Zapowiedź niedokończonej rewolucji

Justyna Nowicka

publikacja 10.12.2011 21:54

Chrystus odkupił człowieka od nieuczciwego „nabywcy”, jakim jest grzech i w ten sposób zdobył go „na własność” dając mu wolność.

Zapowiedź niedokończonej rewolucji Henryk Przondziono/Agencja GN Tychy. Parafia Bł. Karoliny Kózkówny. Zwiastowanie.

Nowotestamentalna opowieść o Zwiastowaniu jest znana. W wielkim skrócie: w Nazarecie mieszka młoda dziewczyna, wybrana przez Boga. Przychodzi do Niej Archanioł Gabriel i mówi jej, że urodzi Syna Bożego. Ona się zgadza i tak dalej, i tak dalej. Można zachwycać się posłuszeństwem Maryi, można gorszyć się Jej nieodpowiedzialnością albo podziwiać za odwagę. Albo nawet można być oburzonym, że Bóg mógł w ogóle w ten sposób postąpić. Ale w sumie rozumienie tego fragmentu często nie przenika do świadomości głębiej niż mityczna opowieść o narodzinach boga czy herosa. A co za tym idzie nie ma w tym niczego osobistego…

Osobisty i świadomy, czynny udział w powszechnej i swojej własnej historii zbawienia rozpoczyna się z momentem wyboru; tak wierzę, że stanie się w moim życiu według Twego słowa albo przeciwnie, nie wierzę, że Bóg chce w sposób realny wejść w moje życie. Tak realny jak wszedł w życie Maryi.
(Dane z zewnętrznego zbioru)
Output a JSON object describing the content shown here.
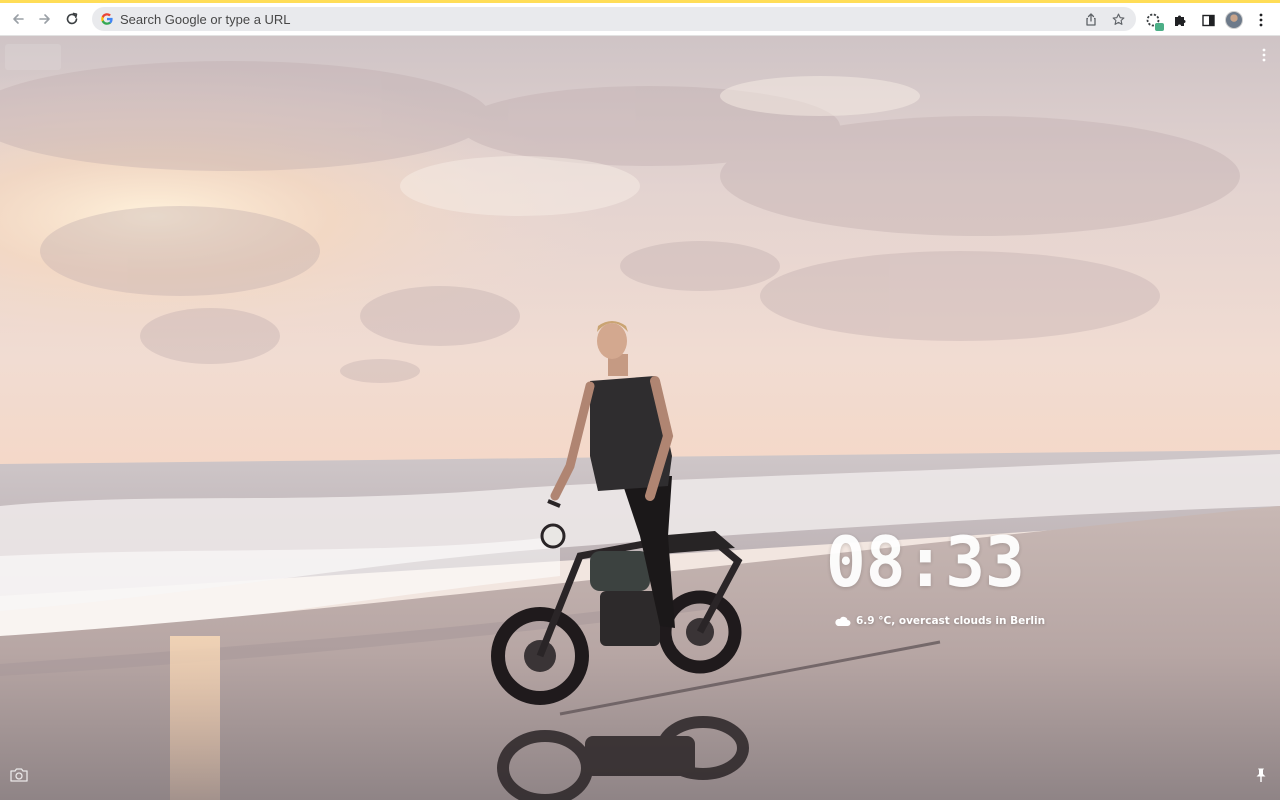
{
  "browser": {
    "omnibox": {
      "placeholder": "Search Google or type a URL",
      "value": ""
    },
    "extension_badge": "1",
    "icons": {
      "back": "arrow-left-icon",
      "forward": "arrow-right-icon",
      "reload": "reload-icon",
      "google": "google-g-icon",
      "share": "share-icon",
      "bookmark": "star-icon",
      "extension": "spinner-icon",
      "extensions_menu": "puzzle-icon",
      "side_panel": "side-panel-icon",
      "profile": "avatar",
      "menu": "kebab-menu-icon"
    },
    "accent_color": "#ffdd57"
  },
  "newtab": {
    "clock": "08:33",
    "weather": {
      "icon": "cloud-icon",
      "text": "6.9 °C, overcast clouds in Berlin"
    },
    "icons": {
      "menu": "kebab-menu-icon",
      "camera": "camera-icon",
      "pin": "pin-icon"
    }
  }
}
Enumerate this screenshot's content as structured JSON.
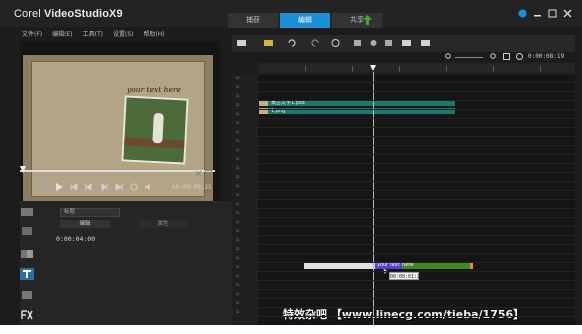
{
  "app": {
    "title_prefix": "Corel",
    "title_rest": "VideoStudioX9"
  },
  "workspace_tabs": [
    {
      "label": "捕获",
      "active": false
    },
    {
      "label": "编辑",
      "active": true
    },
    {
      "label": "共享",
      "active": false
    }
  ],
  "menu": [
    "文件(F)",
    "编辑(E)",
    "工具(T)",
    "设置(S)",
    "帮助(H)"
  ],
  "preview": {
    "overlay_text": "your text here"
  },
  "player": {
    "mode_project": "项目",
    "mode_clip": "素材",
    "timecode": "00:00:00:25"
  },
  "options": {
    "dropdown": "标题",
    "tab_edit": "编辑",
    "tab_attr": "属性",
    "duration": "0:00:04:00"
  },
  "timeline": {
    "zoom_time": "0:00:08:19",
    "clips": [
      {
        "label": "黄古文字1.psd"
      },
      {
        "label": "1.png"
      }
    ],
    "title_clip": {
      "sel_text": "your text",
      "rest": "here"
    },
    "tooltip": "00:00:01:25"
  },
  "watermark": "特效杂吧 【www.linecg.com/tieba/1756】",
  "colors": {
    "accent": "#1a8fd6",
    "clip": "#1b7a6d",
    "selected_clip": "#3e8a21",
    "selected_text": "#5b3fd1"
  }
}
W historię zbawienia, w jakiś sposób, włączeni są także ci, którzy świadomie odrzucają Jego przyjście. Chociaż niektórzy są rozczarowani tym, że ich Zbawiciel nie jest Bogiem-Mścicielem, który wyciąłby w pień tych, którzy nie wierzą w Niego, wątpią, próbują Go ośmieszyć, czy nie są wcieleniem cnót. A tymczasem Bóg prosi o zgodę młodą dziewczynę, by mógł narodzić się z Jej ciała, jako bezbronne dziecko, do tego zapowiada, że Emmanuel będzie Księciem Pokoju, a jedyną krwią, jaka będzie przelana dla zbawienia świata, jest Jego własna krew.
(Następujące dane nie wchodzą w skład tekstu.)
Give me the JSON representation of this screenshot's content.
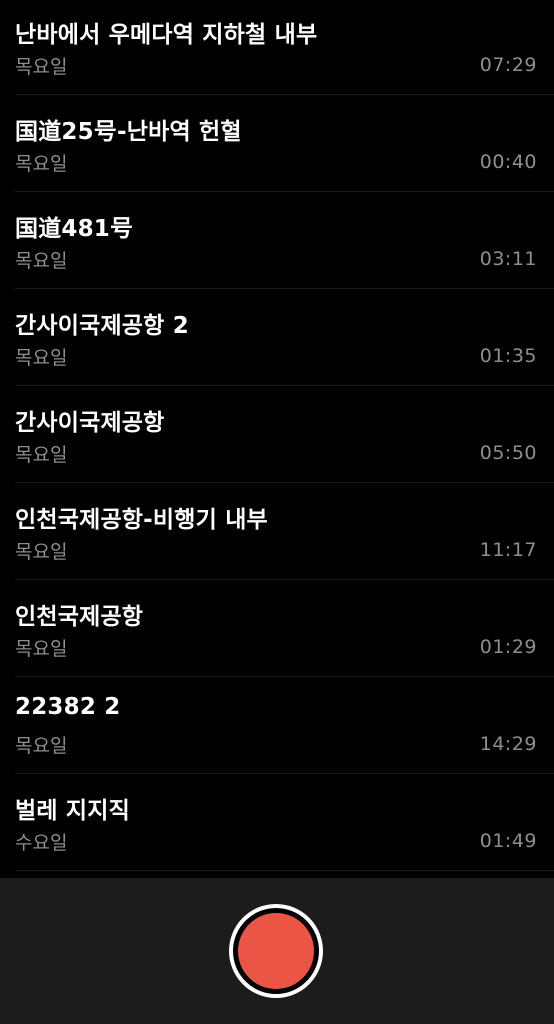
{
  "recordings": [
    {
      "title": "난바에서 우메다역 지하철 내부",
      "day": "목요일",
      "duration": "07:29"
    },
    {
      "title": "国道25号-난바역 헌혈",
      "day": "목요일",
      "duration": "00:40"
    },
    {
      "title": "国道481号",
      "day": "목요일",
      "duration": "03:11"
    },
    {
      "title": "간사이국제공항 2",
      "day": "목요일",
      "duration": "01:35"
    },
    {
      "title": "간사이국제공항",
      "day": "목요일",
      "duration": "05:50"
    },
    {
      "title": "인천국제공항-비행기 내부",
      "day": "목요일",
      "duration": "11:17"
    },
    {
      "title": "인천국제공항",
      "day": "목요일",
      "duration": "01:29"
    },
    {
      "title": "22382 2",
      "day": "목요일",
      "duration": "14:29"
    },
    {
      "title": "벌레 지지직",
      "day": "수요일",
      "duration": "01:49"
    }
  ],
  "record_button": {
    "icon": "record-icon",
    "color": "#eb5545"
  }
}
I w ten sposób na skutek przeakcentowania prawnego wymiaru zbawienia, czyli grzechu, winy, konieczności zadośćuczynienia, pokuty; bardzo łatwo można zagubić świadomość tego, do czego zostaliśmy wyzwoleni. Chrystus odkupił człowieka od nieuczciwego „nabywcy”, jakim jest grzech i w ten sposób zdobył go „na własność” dając mu wolność. Aby więc zbawienie mogło stać się rzeczywistością, najpierw musiało nastąpić odkupienie. Ale tej nowej przestrzeni, tej wolności nie otrzymuje po to, by ją wypełniać czymkolwiek albo żyć w zawieszeniu. Ona jest preludium do przywrócenia jedności i miłości, która istniała w relacji Boga i człowieka, przed grzechem. I to jest ten pozytywny aspekt zbawienia. Więcej miejsca trzeba poświęcać „nowemu życiu”, które polega na mnożeniu dobra i na wydawaniu dobrych owoców, na przywracaniu utraconej jedności z Bogiem, niż na walce z grzechem i pokusami. By Chrystus był bardziej Źródłem i Dawcą Życia, niż zwycięzcą piekła i szatana.
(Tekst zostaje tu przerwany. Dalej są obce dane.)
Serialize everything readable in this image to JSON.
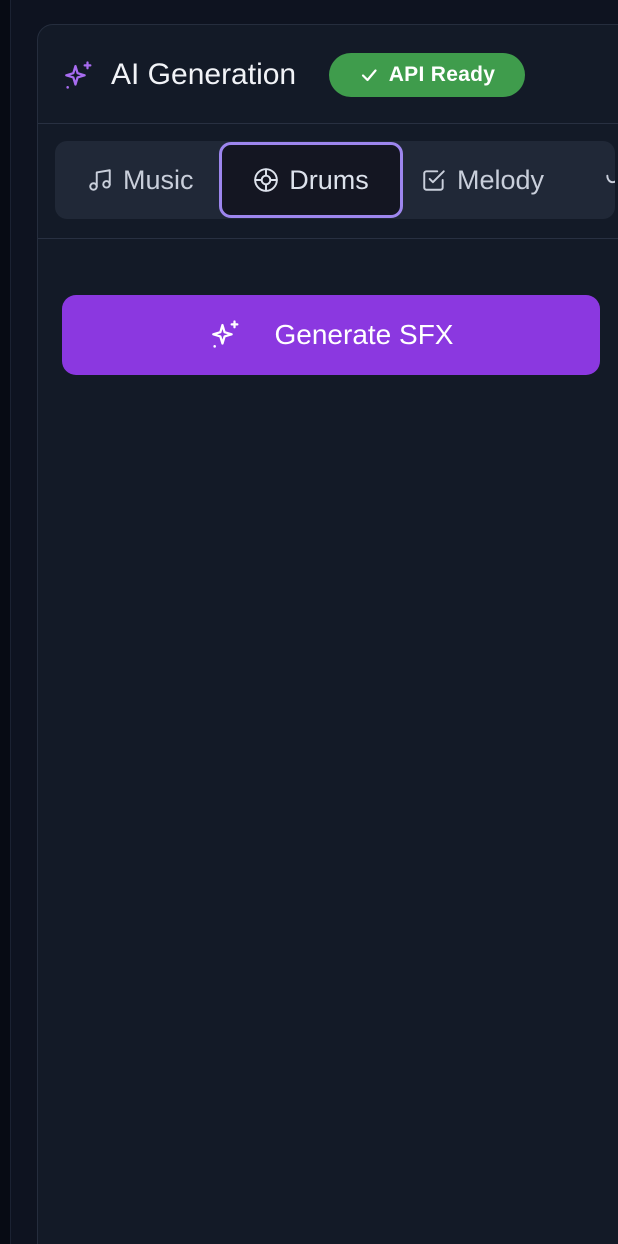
{
  "header": {
    "title": "AI Generation",
    "status_badge": "API Ready",
    "icon": "sparkle-icon",
    "status_color": "#3f9c4c",
    "accent": "#a86cf0"
  },
  "tabs": [
    {
      "label": "Music",
      "icon": "music-note-icon",
      "selected": false
    },
    {
      "label": "Drums",
      "icon": "drum-icon",
      "selected": true
    },
    {
      "label": "Melody",
      "icon": "checkbox-icon",
      "selected": false
    }
  ],
  "actions": {
    "generate_label": "Generate SFX",
    "generate_icon": "sparkle-icon",
    "generate_color": "#8b38e0"
  }
}
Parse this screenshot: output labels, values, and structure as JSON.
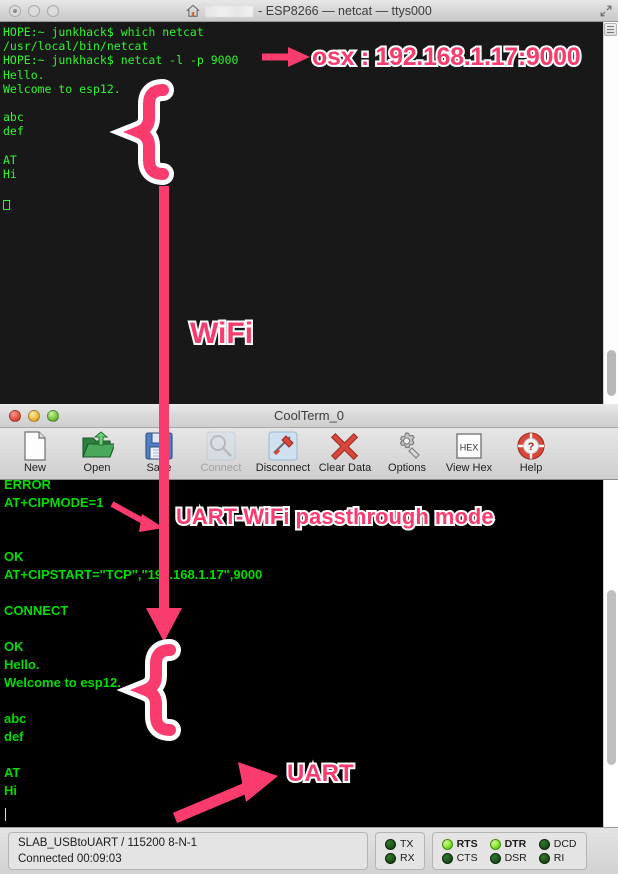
{
  "terminal_window": {
    "title_suffix": "- ESP8266 — netcat — ttys000",
    "home_icon": "home-icon",
    "redacted_label": "",
    "lines": "HOPE:~ junkhack$ which netcat\n/usr/local/bin/netcat\nHOPE:~ junkhack$ netcat -l -p 9000\nHello.\nWelcome to esp12.\n\nabc\ndef\n\nAT\nHi",
    "colors": {
      "background": "#181818",
      "text": "#2ef52e"
    },
    "traffic_lights": [
      "minimize-dot",
      "zoom-dot",
      "close-dot"
    ]
  },
  "coolterm_window": {
    "title": "CoolTerm_0",
    "toolbar": [
      {
        "label": "New",
        "icon": "new-document-icon",
        "disabled": false
      },
      {
        "label": "Open",
        "icon": "open-folder-icon",
        "disabled": false
      },
      {
        "label": "Save",
        "icon": "floppy-disk-icon",
        "disabled": false
      },
      {
        "label": "Connect",
        "icon": "connect-plug-icon",
        "disabled": true
      },
      {
        "label": "Disconnect",
        "icon": "disconnect-icon",
        "disabled": false
      },
      {
        "label": "Clear Data",
        "icon": "red-x-icon",
        "disabled": false
      },
      {
        "label": "Options",
        "icon": "gear-wrench-icon",
        "disabled": false
      },
      {
        "label": "View Hex",
        "icon": "hex-icon",
        "disabled": false
      },
      {
        "label": "Help",
        "icon": "life-ring-help-icon",
        "disabled": false
      }
    ],
    "hex_icon_text": "HEX",
    "lines": "ERROR\nAT+CIPMODE=1\n\n\nOK\nAT+CIPSTART=\"TCP\",\"192.168.1.17\",9000\n\nCONNECT\n\nOK\nHello.\nWelcome to esp12.\n\nabc\ndef\n\nAT\nHi",
    "colors": {
      "background": "#000000",
      "text": "#00dd00"
    },
    "status": {
      "port_line": "SLAB_USBtoUART / 115200 8-N-1",
      "connection_line": "Connected 00:09:03",
      "leds": [
        {
          "label": "TX",
          "on": false
        },
        {
          "label": "RX",
          "on": false
        },
        {
          "label": "RTS",
          "on": true
        },
        {
          "label": "CTS",
          "on": false
        },
        {
          "label": "DTR",
          "on": true
        },
        {
          "label": "DSR",
          "on": false
        },
        {
          "label": "DCD",
          "on": false
        },
        {
          "label": "RI",
          "on": false
        }
      ]
    }
  },
  "annotations": {
    "color": "#fa3b6d",
    "outline_color": "#ffffff",
    "osx": "osx : 192.168.1.17:9000",
    "wifi": "WiFi",
    "passthrough": "UART-WiFi passthrough mode",
    "uart": "UART"
  }
}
Zbawienie nie tyle jest więc walką… ale wewnętrzną przemianą, która zaczyna się, kiedy pojedynczy ludzie, tacy jak Maryja, święci i każdy z nas zaprasza Boga do intensywnego i co tu dużo ukrywać, często zaskakującego, działania w ich życiu. W ten sposób zbawienie trwa i osiąga swoją pełnię. W ten sposób historia zbawienia staje się osobistą historią zbawienia, każdego człowieka i jednocześnie przemieniany jest cały świat. Zbawienie nie dokona się bez osobistej odpowiedzi na pytanie Boga o zgodę, by mógł się narodzić w życiu każdego człowieka i bez pełnej wzajemności współpracy ze Zbawicielem.

„Duch mój raduje się w Bogu, Zbawcy moim”, bo wejrzał na mnie i na Ciebie i wielkie rzeczy chce uczynić z naszym życiem. Chce nasze życie uwolnić od grzechu i uwolnić do tego, by żyć Jego życiem. I tylko On może to zrobić.